Quantum encoder for fixed Hamming-weight subspaces

TL;DR

This paper introduces an efficient quantum circuit for encoding data vectors into fixed Hamming-weight subspaces, enabling polynomial space compression and practical implementation on quantum hardware for applications in quantum computing.

Contribution

It presents a novel, optimal quantum encoder for fixed Hamming-weight subspaces, with explicit compilation and extension to sparse vectors, demonstrated experimentally and applicable to various quantum algorithms.

Findings

Successfully uploaded a q-Gaussian distribution on a 6-qubit system.

Demonstrated noise mitigation techniques improving encoding fidelity.

Showed potential for enhancing variational quantum algorithms.

Abstract

We present an exact $n$-qubit computational-basis amplitude encoder of real- or complex-valued data vectors of $d=\binom{n}{k}$ components into a subspace of fixed Hamming weight $k$. This represents a polynomial space compression of degree $k$. The circuit is optimal in that it expresses an arbitrary data vector using only $d-1$ (controlled) Reconfigurable Beam Splitter (RBS) gates and is constructed by an efficient classical algorithm that sequentially generates all bitstrings of weight $k$ and identifies the gates that superpose the corresponding states with the correct amplitudes.

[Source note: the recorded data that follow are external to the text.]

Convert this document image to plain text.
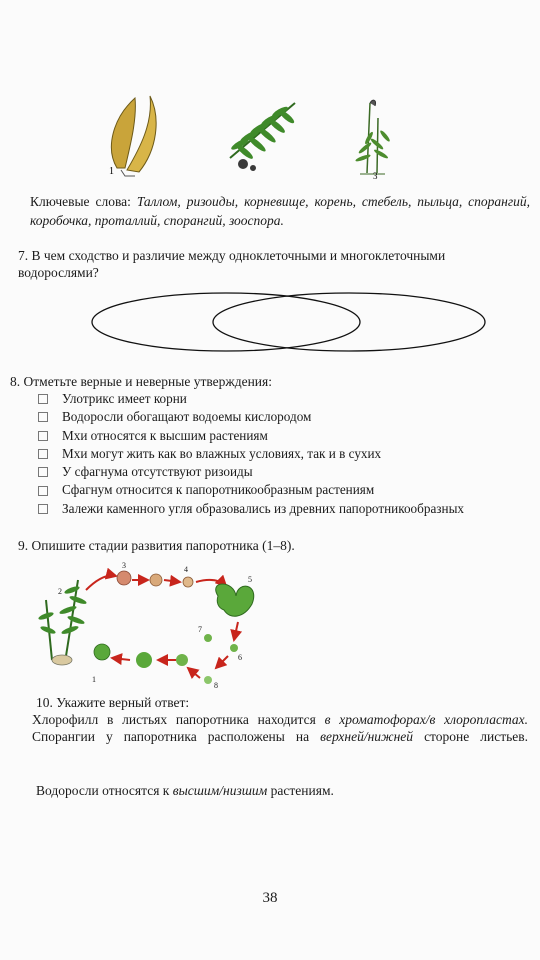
1	3
Ключевые слова: Таллом, ризоиды, корневище, корень, стебель, пыльца, спорангий, коробочка, проталлий, спорангий, зооспора.
7. В чем сходство и различие между одноклеточными и многоклеточными водорослями?
8. Отметьте верные и неверные утверждения:
Улотрикс имеет корни
Водоросли обогащают водоемы кислородом
Мхи относятся к высшим растениям
Мхи могут жить как во влажных условиях, так и в сухих
У сфагнума отсутствуют ризоиды
Сфагнум относится к папоротникообразным растениям
Залежи каменного угля образовались из древних папоротникообразных
9. Опишите стадии развития папоротника (1–8).
1
2
3	4
5
6
7
8
10. Укажите верный ответ:
Хлорофилл в листьях папоротника находится в хроматофорах/в хлоропластах.
Спорангии у папоротника расположены на верхней/нижней стороне листьев.
Водоросли относятся к высшим/низшим растениям.
38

An explicit compilation into CNOTs and single-qubit gates is presented, with the total CNOT-gate count of $\mathcal{O}(k\, d)$ provided in analytical form. In addition, we show how to load data in the binary basis by sequentially stacking encoders of different Hamming weights using $\mathcal{O}(d\,\log(d))$ CNOT gates. Moreover, using generalized RBS gates that mix states of different Hamming weights, we extend the construction to efficiently encode arbitrary sparse vectors. Experimentally, we perform a proof-of-principle demonstration of our scheme on a commercial trapped-ion quantum computer. We successfully upload a $q$-Gaussian probability distribution in the non-log-concave regime with $n = 6$ and $k = 2$. We also showcase how the effect of hardware noise can be alleviated by quantum error mitigation. Numerically, we show how our encoder can improve the performance of variational quantum algorithms for problems that include particle-preserving symmetries. Our results constitute a versatile framework for quantum data compression with various potential applications in fields such as quantum chemistry, quantum machine learning, and constrained combinatorial optimizations.